The Art & Science of Benchmarking Agents — Vincent Chen, Snorkel AI

Vincent Chen of Snorkel AI discusses the critical need for comprehensive, well-designed benchmarks that accurately evaluate AI agents in complex, real-world environments by incorporating diverse tasks, robust methodologies, and user-friendly design. He emphasizes that such benchmarks not only measure progress but also guide future AI development, inviting the community to contribute to Snorkel AI’s Open Benchmarks initiative to advance realism, autonomy, and complexity in AI evaluation.

Vincent Chen, a research fellow and co-founder at Snorkel AI, presents insights on the art and science of building effective benchmarks for evaluating AI agents. He highlights the current excitement around AI agents and the progress in capabilities, especially in coding, but points out a significant gap in the ability to measure these agents reliably in real-world, high-stakes environments such as finance, insurance, and healthcare. Chen emphasizes the importance of a comprehensive evaluation toolkit that includes field deployments, red teaming, human evaluations, and particularly open benchmarks, which not only measure progress but also define and shape the future direction of AI capabilities.

Chen shares Snorkel AI’s involvement in the Open Benchmarks grants program, which has committed $3 million to support the development of new benchmarks. Reviewing over 120 applications from academia and industry, Snorkel AI has identified key elements that make benchmarks useful and impactful. These include rigorous task quality with well-structured instructions and expert validation, intentional distributional diversity to represent real-world scenarios and failure modes, and ensuring benchmarks remain unsaturated to reveal meaningful model headroom. Robust evaluation methodologies that go beyond accuracy to include factors like cost, latency, and policy adherence are also critical.

On the artistic side of benchmark design, Chen stresses the importance of having a clear thesis that guides the benchmark’s focus and reflects where the field is heading. Benchmarks like Terminal Bench and SWE-Bench exemplify this by making strategic bets on interfaces and workflows that have proven influential in shaping research and development. Additionally, prioritizing researcher and builder experience by making benchmarks easy to use, extend, and integrate into workflows is crucial for widespread adoption and ongoing relevance.

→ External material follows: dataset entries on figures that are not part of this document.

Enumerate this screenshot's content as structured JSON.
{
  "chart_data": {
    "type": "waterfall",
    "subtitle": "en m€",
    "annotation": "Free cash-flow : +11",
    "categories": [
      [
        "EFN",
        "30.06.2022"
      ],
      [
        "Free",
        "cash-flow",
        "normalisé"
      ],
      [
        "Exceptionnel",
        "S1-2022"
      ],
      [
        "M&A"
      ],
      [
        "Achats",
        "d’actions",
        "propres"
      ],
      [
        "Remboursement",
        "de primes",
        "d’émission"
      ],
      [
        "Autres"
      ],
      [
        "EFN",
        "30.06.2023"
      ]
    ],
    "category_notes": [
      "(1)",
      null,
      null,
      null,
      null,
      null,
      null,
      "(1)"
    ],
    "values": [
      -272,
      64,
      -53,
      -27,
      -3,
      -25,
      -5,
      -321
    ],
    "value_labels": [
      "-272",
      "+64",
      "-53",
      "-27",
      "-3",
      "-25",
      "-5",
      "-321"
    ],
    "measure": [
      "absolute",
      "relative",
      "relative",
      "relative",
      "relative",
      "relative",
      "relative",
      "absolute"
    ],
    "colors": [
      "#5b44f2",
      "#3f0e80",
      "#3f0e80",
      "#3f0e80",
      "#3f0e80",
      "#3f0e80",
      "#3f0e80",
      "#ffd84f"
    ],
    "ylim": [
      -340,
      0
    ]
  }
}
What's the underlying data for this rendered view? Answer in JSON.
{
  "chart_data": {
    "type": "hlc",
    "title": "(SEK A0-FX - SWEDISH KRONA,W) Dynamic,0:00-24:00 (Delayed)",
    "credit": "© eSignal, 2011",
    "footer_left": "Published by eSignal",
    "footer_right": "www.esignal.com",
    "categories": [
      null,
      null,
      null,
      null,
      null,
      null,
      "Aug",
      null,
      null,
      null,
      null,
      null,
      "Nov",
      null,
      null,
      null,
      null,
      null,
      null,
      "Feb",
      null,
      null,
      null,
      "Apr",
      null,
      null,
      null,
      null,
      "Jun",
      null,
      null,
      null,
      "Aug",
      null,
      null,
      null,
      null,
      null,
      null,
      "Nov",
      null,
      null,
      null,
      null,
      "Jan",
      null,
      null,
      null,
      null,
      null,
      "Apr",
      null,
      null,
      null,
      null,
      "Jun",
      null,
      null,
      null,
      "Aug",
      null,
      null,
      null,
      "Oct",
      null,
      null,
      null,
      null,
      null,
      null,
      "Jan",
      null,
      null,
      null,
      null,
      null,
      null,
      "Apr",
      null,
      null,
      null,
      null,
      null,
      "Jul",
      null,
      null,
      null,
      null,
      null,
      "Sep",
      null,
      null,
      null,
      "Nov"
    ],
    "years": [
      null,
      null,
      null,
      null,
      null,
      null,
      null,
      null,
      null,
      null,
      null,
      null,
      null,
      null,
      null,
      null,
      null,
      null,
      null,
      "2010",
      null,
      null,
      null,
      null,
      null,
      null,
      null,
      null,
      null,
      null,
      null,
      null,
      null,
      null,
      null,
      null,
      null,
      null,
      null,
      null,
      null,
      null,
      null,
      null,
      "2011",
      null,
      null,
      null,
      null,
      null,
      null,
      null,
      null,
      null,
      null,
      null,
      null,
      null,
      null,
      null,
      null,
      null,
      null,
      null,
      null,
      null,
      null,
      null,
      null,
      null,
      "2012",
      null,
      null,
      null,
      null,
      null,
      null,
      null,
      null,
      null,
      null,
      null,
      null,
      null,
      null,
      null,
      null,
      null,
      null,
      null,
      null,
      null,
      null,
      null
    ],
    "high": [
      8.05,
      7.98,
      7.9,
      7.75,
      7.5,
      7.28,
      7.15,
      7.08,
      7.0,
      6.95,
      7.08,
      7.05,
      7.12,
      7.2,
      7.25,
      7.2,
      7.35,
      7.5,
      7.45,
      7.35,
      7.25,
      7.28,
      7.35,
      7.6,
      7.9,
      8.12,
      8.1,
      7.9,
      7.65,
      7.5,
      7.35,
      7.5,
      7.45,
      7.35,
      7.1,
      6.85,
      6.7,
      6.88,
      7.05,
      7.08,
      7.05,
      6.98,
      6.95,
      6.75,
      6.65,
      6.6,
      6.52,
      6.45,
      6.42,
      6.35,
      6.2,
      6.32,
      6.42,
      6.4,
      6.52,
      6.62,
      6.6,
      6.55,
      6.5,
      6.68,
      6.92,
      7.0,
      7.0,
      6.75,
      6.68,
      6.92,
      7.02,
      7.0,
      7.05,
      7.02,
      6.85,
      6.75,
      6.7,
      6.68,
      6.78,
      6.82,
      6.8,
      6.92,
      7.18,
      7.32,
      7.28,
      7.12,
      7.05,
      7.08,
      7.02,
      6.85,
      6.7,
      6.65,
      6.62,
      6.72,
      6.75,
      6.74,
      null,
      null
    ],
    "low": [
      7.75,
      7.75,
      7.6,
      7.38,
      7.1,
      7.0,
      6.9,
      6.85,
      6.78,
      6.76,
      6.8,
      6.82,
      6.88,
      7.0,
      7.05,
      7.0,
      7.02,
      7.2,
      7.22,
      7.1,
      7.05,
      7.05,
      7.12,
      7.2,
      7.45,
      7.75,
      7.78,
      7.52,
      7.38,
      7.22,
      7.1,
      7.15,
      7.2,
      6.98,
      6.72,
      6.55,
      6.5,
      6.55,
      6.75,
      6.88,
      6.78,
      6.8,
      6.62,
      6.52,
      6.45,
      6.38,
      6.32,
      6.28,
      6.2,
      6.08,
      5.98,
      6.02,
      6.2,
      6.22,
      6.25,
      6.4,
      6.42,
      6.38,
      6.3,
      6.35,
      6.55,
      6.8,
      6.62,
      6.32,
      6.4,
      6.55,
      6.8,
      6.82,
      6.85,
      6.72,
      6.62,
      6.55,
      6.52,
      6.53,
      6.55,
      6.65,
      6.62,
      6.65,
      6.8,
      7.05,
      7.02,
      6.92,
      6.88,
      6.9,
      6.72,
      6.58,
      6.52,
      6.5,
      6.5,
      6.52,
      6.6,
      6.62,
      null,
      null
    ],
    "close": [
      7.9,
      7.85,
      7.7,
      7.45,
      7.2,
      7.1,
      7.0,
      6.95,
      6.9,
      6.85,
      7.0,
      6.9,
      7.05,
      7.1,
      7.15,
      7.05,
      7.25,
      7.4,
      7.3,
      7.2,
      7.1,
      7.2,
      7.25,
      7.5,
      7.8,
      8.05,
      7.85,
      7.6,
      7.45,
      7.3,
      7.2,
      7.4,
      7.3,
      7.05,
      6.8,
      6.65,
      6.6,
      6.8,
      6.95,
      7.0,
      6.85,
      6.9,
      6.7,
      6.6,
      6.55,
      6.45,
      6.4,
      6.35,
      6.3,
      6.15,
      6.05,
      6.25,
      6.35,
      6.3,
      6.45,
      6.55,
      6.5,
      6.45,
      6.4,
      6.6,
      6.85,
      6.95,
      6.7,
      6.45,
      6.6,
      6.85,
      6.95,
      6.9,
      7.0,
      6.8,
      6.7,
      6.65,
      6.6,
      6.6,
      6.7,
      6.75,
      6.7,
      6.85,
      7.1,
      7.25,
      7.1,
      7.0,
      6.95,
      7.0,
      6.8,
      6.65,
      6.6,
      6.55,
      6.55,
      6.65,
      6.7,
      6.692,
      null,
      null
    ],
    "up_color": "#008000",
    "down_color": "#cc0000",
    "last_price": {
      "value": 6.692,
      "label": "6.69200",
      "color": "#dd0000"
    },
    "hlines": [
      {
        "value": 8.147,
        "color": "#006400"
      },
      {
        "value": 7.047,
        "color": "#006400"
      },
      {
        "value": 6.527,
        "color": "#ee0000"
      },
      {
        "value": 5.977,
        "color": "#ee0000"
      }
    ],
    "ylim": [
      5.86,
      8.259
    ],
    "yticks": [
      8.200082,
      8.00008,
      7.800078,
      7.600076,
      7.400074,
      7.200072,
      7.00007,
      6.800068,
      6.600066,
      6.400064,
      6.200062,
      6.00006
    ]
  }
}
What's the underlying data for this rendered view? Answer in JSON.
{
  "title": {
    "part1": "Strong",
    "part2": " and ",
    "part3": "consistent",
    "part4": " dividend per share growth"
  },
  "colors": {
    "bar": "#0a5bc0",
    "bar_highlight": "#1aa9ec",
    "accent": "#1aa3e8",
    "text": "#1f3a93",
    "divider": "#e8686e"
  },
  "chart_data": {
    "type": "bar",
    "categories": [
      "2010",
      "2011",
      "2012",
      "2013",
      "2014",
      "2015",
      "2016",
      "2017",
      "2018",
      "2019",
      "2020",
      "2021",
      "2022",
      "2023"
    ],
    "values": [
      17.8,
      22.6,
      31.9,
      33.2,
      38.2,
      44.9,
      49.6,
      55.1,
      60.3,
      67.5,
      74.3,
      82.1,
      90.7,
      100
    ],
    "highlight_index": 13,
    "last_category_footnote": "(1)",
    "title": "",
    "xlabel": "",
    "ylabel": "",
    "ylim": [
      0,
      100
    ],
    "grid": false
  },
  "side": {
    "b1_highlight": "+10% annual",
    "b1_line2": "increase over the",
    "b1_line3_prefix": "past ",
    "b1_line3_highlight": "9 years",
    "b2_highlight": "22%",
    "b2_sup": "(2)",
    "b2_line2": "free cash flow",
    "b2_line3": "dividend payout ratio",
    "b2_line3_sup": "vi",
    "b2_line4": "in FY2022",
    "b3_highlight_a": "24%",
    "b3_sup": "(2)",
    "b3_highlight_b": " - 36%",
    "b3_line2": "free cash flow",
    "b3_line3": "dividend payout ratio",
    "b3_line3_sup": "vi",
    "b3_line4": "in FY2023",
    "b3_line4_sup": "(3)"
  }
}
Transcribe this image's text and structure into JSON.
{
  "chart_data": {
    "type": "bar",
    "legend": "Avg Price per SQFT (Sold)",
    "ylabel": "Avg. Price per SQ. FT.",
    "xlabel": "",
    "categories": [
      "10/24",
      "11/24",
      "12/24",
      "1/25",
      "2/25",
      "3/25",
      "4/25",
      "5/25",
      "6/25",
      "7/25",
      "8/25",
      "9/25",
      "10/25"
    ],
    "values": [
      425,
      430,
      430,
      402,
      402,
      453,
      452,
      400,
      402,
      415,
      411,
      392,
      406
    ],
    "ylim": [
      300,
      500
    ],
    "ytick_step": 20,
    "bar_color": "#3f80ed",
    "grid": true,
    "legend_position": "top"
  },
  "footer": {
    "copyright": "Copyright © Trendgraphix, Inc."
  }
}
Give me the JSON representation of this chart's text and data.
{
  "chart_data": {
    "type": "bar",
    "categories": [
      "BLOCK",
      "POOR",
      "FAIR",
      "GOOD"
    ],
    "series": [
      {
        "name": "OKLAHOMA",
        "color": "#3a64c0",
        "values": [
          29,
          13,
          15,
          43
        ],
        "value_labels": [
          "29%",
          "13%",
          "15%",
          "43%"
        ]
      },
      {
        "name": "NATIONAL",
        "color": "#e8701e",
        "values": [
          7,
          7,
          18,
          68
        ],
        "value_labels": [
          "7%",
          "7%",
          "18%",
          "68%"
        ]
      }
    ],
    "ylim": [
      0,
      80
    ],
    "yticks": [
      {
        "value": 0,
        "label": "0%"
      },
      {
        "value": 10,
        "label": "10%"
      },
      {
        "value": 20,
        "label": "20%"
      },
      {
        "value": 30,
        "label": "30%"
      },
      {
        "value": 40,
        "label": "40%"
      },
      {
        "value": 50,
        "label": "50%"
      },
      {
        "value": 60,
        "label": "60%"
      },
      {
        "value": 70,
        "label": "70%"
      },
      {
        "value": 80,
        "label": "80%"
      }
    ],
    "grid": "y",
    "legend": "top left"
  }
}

Looking forward, Chen outlines three key dimensions for the next generation of benchmarks: environment complexity, autonomy horizon, and output complexity. Environment complexity involves capturing the nuanced, dynamic, and often messy real-world contexts in which agents operate, such as coding environments with organizational policies and human collaborators. Autonomy horizon refers to the length and continuity of agent operation, emphasizing the need for benchmarks that test agents’ ability to maintain reliability over extended interactions and evolving conditions. Output complexity focuses on producing nuanced, verifiable, and trustworthy outputs that reflect real-world tasks and can serve as meaningful signals for evaluation and training.

In closing, Chen invites the community to contribute to the ongoing development of benchmarks through Snorkel AI’s Open Benchmarks grants, encouraging innovation that pushes the boundaries of realism, autonomy, and complexity in AI evaluation. He underscores the role of benchmarks not just as retrospective measurement tools but as proactive instruments that shape the trajectory of AI research and deployment. The talk concludes with an open call for collaboration and engagement to help define the future of trustworthy and capable AI agents.